Giudizio sintetico:si può vedere (3/5)
In una zona erbosa, un bufalo indiano si libera da una corda che lo lega a un albero. Vaga in una foresta, dove viene avvistato da un uomo che impugna una falce. L'uomo comincia a condurlo da qualche parte, mentre una figura stagliata con gli occhi rossi osserva. Boonmee vive in una casa in una fattoria con sua cognata Jen e suo nipote Tong. Boonmee soffre di insufficienza renale; il suo assistente laotiano Jaai gli somministra trattamenti di dialisi.

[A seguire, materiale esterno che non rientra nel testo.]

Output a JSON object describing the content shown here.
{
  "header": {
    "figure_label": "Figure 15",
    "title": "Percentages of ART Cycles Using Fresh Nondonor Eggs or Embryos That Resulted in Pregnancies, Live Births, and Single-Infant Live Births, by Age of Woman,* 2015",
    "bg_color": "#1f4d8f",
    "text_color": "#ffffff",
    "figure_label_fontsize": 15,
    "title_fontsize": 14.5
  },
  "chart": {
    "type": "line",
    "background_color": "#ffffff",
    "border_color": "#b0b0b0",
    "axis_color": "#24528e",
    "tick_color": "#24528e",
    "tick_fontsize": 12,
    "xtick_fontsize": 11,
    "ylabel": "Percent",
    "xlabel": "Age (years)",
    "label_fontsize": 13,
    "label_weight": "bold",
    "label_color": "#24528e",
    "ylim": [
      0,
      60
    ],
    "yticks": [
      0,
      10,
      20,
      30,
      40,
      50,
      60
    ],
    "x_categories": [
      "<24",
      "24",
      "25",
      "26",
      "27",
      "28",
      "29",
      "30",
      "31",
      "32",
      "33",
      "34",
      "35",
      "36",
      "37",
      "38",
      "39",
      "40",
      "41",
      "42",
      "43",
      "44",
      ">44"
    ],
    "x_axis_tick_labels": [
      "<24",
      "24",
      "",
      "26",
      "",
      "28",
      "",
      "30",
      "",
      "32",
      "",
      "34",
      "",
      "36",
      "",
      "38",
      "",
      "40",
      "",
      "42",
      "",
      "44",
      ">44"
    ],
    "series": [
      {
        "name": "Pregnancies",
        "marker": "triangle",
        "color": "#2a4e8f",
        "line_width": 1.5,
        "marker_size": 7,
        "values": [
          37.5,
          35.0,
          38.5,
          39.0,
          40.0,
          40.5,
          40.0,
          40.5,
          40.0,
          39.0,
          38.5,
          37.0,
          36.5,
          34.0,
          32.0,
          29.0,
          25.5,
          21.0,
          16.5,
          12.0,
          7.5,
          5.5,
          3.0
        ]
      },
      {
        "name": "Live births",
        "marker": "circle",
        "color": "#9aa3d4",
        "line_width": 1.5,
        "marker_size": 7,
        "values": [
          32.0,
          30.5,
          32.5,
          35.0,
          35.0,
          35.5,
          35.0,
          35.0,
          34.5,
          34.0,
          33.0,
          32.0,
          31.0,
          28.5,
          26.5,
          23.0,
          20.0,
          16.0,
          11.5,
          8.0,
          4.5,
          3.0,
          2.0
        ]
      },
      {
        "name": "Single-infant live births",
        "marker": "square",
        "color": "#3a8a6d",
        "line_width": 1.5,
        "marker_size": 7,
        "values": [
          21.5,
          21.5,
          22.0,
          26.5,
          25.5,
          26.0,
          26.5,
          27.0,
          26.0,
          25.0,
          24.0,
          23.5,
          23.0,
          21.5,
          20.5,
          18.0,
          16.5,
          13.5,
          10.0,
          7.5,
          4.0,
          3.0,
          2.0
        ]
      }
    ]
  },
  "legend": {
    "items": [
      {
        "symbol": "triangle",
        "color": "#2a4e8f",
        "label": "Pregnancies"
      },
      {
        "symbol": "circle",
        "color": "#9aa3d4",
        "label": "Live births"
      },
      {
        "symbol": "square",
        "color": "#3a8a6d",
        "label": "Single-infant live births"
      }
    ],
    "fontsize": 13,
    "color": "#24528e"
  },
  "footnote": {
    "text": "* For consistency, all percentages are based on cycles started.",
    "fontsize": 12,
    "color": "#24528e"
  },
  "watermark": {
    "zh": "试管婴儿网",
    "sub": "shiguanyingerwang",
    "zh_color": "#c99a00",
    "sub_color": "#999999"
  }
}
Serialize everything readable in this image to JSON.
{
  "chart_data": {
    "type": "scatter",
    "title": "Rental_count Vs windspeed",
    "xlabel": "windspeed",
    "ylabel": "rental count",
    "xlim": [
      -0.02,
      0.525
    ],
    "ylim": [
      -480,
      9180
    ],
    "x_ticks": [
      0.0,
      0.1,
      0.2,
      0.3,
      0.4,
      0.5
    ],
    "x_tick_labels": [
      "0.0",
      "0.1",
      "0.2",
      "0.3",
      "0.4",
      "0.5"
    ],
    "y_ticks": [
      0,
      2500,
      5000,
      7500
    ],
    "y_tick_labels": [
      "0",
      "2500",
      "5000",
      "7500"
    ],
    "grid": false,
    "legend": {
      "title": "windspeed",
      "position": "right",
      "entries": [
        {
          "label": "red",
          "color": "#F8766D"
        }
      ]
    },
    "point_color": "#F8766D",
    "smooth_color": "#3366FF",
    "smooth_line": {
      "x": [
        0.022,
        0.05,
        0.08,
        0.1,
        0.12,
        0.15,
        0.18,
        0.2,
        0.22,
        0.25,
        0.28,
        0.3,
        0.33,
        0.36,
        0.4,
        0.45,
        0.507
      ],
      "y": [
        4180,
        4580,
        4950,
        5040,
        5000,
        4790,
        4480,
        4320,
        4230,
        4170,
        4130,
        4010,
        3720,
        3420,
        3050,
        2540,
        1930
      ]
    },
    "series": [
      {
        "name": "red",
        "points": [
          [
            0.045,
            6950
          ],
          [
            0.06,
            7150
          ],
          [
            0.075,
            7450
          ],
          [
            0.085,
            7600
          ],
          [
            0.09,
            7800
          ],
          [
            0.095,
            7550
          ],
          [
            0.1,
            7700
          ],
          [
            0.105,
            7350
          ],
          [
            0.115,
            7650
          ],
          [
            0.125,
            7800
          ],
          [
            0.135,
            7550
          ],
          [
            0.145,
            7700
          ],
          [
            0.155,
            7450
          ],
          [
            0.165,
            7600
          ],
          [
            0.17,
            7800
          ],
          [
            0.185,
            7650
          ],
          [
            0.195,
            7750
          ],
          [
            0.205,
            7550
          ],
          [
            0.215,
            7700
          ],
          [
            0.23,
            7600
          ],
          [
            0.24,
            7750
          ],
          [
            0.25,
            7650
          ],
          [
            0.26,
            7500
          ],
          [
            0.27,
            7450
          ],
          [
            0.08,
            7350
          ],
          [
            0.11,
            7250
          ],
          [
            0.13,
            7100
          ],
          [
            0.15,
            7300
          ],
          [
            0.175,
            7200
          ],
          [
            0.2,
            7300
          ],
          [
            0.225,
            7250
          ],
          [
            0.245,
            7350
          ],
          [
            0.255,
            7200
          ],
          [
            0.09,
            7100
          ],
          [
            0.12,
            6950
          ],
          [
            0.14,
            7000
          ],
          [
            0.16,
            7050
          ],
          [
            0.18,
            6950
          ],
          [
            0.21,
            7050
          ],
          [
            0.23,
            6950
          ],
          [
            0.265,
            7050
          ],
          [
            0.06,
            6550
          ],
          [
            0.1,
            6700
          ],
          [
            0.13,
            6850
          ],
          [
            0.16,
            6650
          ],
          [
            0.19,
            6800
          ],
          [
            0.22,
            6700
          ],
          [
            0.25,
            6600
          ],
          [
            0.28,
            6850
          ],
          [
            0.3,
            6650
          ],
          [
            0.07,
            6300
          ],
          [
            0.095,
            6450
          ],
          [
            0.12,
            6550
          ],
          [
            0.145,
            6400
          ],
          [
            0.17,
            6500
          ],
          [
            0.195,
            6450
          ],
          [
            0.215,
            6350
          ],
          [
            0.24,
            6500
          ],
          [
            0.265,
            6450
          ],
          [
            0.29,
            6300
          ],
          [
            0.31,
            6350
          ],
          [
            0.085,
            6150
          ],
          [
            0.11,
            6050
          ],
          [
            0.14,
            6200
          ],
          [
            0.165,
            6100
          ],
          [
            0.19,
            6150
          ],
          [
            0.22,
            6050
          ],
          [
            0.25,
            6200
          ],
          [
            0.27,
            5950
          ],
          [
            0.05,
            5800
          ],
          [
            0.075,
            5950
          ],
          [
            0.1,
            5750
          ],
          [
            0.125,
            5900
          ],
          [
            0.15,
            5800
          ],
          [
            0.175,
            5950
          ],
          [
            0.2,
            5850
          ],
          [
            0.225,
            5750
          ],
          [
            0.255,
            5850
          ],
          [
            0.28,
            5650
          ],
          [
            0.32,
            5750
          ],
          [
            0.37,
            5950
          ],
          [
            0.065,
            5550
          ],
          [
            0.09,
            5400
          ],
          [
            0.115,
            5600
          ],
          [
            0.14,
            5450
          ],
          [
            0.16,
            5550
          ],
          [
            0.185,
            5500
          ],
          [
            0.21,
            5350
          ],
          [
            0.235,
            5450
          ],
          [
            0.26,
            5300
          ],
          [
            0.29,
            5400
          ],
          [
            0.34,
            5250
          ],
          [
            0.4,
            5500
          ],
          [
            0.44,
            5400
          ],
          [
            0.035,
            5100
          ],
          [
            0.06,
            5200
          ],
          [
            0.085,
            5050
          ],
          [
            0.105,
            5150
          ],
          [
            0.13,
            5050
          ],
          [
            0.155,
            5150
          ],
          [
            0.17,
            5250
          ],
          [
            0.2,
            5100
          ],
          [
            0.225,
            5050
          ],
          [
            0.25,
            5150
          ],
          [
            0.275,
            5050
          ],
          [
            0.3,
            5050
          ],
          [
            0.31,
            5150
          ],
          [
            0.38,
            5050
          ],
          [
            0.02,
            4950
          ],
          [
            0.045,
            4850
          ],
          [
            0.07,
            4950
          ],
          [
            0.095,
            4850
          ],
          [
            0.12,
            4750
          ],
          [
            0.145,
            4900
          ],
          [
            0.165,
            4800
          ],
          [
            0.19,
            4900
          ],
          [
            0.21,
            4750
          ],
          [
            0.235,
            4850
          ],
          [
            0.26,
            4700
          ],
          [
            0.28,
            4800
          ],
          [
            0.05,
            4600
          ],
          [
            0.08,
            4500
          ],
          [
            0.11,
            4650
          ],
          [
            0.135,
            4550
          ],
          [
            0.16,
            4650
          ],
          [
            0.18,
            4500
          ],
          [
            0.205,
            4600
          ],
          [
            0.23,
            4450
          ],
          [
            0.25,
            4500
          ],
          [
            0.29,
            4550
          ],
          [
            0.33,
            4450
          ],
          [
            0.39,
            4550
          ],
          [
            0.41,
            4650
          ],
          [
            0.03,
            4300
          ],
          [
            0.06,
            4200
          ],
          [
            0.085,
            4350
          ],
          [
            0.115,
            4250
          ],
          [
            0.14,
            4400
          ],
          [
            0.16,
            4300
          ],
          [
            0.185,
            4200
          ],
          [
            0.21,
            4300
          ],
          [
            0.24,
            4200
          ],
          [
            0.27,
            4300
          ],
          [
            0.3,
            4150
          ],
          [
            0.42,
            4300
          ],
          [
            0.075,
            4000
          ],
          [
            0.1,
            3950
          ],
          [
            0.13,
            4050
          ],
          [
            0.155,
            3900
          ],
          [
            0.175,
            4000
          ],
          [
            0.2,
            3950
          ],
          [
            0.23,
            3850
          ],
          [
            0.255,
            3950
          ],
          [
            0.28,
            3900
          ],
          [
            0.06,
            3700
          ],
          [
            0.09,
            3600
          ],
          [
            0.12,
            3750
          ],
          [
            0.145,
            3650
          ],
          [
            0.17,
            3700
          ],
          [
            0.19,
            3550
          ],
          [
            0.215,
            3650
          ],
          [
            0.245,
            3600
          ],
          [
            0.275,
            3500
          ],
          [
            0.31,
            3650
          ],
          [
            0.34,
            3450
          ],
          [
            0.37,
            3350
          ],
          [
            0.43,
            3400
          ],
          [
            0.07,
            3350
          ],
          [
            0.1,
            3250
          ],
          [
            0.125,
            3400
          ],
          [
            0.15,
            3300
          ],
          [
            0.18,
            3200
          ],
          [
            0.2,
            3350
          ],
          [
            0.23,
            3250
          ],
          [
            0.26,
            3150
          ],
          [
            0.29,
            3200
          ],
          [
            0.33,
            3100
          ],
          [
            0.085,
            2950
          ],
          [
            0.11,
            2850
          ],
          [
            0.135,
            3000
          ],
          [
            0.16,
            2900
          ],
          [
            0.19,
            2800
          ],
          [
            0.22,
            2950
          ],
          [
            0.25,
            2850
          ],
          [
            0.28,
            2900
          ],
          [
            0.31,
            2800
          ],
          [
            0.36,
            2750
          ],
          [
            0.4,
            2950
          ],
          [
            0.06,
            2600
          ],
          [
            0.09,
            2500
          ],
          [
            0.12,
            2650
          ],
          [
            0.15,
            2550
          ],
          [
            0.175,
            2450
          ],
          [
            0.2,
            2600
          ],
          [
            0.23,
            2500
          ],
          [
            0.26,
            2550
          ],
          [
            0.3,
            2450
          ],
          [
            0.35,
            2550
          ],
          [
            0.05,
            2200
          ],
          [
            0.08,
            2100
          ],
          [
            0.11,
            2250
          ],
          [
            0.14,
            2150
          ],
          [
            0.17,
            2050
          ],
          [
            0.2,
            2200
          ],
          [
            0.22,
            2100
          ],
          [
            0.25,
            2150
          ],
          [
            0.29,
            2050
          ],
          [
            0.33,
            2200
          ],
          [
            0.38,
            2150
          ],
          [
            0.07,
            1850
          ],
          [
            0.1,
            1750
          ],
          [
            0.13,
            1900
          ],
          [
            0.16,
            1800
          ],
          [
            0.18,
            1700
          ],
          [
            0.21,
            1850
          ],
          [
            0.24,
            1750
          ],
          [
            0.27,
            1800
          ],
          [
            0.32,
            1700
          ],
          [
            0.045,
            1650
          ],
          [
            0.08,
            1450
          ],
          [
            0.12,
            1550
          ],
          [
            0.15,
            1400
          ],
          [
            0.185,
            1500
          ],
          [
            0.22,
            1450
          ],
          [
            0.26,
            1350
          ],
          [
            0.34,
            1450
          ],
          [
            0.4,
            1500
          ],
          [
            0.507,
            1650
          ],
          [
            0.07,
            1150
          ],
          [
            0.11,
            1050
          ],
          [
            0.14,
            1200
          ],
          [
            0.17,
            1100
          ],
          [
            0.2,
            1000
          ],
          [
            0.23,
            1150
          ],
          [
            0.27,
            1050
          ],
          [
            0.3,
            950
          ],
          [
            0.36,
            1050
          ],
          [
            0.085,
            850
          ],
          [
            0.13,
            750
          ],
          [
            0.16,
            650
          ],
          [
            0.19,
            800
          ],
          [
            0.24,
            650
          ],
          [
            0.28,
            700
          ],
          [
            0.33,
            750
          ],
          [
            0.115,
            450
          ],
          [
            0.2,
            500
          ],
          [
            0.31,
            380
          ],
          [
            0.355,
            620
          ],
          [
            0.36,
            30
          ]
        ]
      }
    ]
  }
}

Una notte, mentre Boonmee, Jen e Tong stanno cenando insieme, appare il fantasma della moglie di Boonmee, Huay. Huay, morta più di dieci anni prima, dice di aver ascoltato le preghiere di Jen e Boonmee per lei ed è consapevole della cattiva salute di Boonmee. Una figura pelosa e dagli occhi rossi sale le scale vicino al tavolo da pranzo e si scopre essere il figlio perduto da tempo di Boonmee, Boonsong. Boonsong, che praticava la fotografia, era scomparso alcuni anni dopo la morte di Huay. Boonsong stava cercando una creatura, che lui chiama "Scimmia Fantasma", che aveva catturato in una delle sue foto. Dice di essersi accoppiato con una Scimmia Fantasma, facendogli crescere i capelli e dilatarsi le pupille, e che, dopo aver incontrato la sua compagna, ha dimenticato "il vecchio mondo".
Forse per la prima volta da quando sono appassionato di cinema (e non esperto, né recensore, come ci tengo a ribadire spesso), dopo un paio d'anni dalla (re)visione di questo film, mi accorgo, mentre mi accingo a scriverne (ancora), che lo avevo già visto nel 2010, e (ve) ne avevo parlato (malissimo). E' successo qui, e la cosa mi fa sorridere, perché, se da una parte, potrei essere "maturato" in 10/12 anni, dall'altra potrei semplicemente essere diventato meno cattivo, o forse più snob. Siccome voglio essere trasparente, e soprattutto voi che mi leggete siete pochissimi, posso farlo. La seconda visione di questo film del regista thailandese, che vinse la Palma d'Oro a Cannes nel 2010, non è stata così tragica come la prima. E' un film che, come gli altri film dello stesso regista, che ho recuperato per farmi un'idea più completa, unisce un certo tipo di spiritualità orientale ad una ingenuità assoluta, anch'essa, e questa è una mia impressione, tipica di alcuni popoli asiatici. Richiede una fortissima sospensione dell'incredulità, molta tolleranza alla lentezza e alle recitazioni approssimative, e si fa apprezzare appunto, soprattutto per una sorta di ottimismo ingenuo e cristallino.
Perhaps for the first time since I have been passionate about cinema (and not an expert, nor a reviewer, as I often want to reiterate), after a couple of years after (re)watching this film, I realize, as I prepare to write about it (again), that I had already seen it in 2010, and I had told you (very badly) about it. It happened here, and it makes me smile, because, if on the one hand, I could have "matured" in 10/12 years, on the other, I could simply have become less bad, or perhaps more snobbish. Since I want to be transparent, and above all you who read me are very few, I can do it. The second viewing of this film by the Thai director, which won the Palme d'Or at Cannes in 2010, was not as tragic as the first. It is a film which, like the other films by the same director, which I recovered to get a more complete idea, combines a certain type of oriental spirituality with an absolute naivety, which is also, and this is my impression, typical of some Asian peoples. It requires a very strong suspension of disbelief, a lot of tolerance for slowness and approximate acting, and is appreciated above all for a sort of naive and crystalline optimism.